Aeonium ×velutinum Praeger
Herb; stems short and prostrate, rather thin, rooting freely, hidden at or just below the ground and with lf rosettes at or close to the ground. Rosettes to c. 17 cm diam., flat, often clustered; smaller rosettes around the main or terminal one. Outer rosette lvs to c. 14 × 4 cm, 4-6 mm thick near middle, obovate or spathulate, tapering gradually towards base, green with dark greenish, rather faint dashes on lower surface, puberulent and flat on both surfaces except for slightly rounded keel on lower; margins ciliate, often slightly reddish in upper part, otherwise green; apex mucronulate to mucronate. Flowering shoots arising from below main rosette lvs; axis rather slender and spreading, puberulent, with numerous leaflike bracts decreasing in size towards infl. Infl. a rather small, broad, ovoid-pyramidal panicle, ± rounded at the top, to c. 9 cm long; fls secund along branches. Calyx lobes 2.5-4 mm long, puberulent, triangular-ovate or lanceolate-ovate. Petals 8-9, 5-7.5 × c. 2 mm, elliptic-lanceolate, yellow. Stamens yellow, the inner whorl 5-6 mm long, the outer whorl slightly shorter. Carpels white or very pale green. Scales c. 0.3 mm long, ± broad-obovate, rounded to emarginate. Fr. and seeds not seen.

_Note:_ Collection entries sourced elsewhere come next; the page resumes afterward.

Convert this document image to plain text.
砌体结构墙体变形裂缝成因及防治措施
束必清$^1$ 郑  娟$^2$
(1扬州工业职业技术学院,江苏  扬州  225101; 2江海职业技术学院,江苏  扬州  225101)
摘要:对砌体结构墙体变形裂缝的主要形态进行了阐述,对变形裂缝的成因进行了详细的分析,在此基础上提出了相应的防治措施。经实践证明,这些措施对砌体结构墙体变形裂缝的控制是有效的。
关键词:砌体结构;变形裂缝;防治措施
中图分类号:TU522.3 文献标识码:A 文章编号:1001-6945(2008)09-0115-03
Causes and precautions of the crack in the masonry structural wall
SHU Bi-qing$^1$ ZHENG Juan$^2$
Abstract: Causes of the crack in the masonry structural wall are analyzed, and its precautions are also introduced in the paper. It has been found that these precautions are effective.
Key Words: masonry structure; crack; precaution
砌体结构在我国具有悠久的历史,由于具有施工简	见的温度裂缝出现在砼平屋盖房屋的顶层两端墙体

N.: Breaker Bay (Wellington); S.: Port Hills (Christchurch), Anderson's Bay (Dunedin).
Cultivated hybrid 1959
Sandy banks behind beaches, steep banks, sometimes amongst other herbs.
FL Oct-Dec.
This hybrid is an occasional escape from cultivation, mainly on the Port Hills, where it has grown wild for many years. The records of a Sempervivum sp. (Healy, A. J., Trans. Roy. Soc. N.Z. 87: 234 (1959)) and S. tectorum L. (Given 1984) are both based on a specimen (CHR 89524, Sumner, Christchurch, Healy, 30.12.1954) of Aeonium × velutinum. The short, prostrate stems, puberulent lvs with short and long marginal cilia, and the lateral infls distinguish this hybrid from any other member of its genus in N.Z. A. × velutinum has the parentage A. canariense (L.) Webb et. Berth. × A. caespitosum (C. A. Smith) Webb et Berth. and N.Z. plants match very closely the illustrations in Praeger (loc. cit.). The rather faint markings on the lower surface of the living lvs indicate the involvement of A. caespitosum.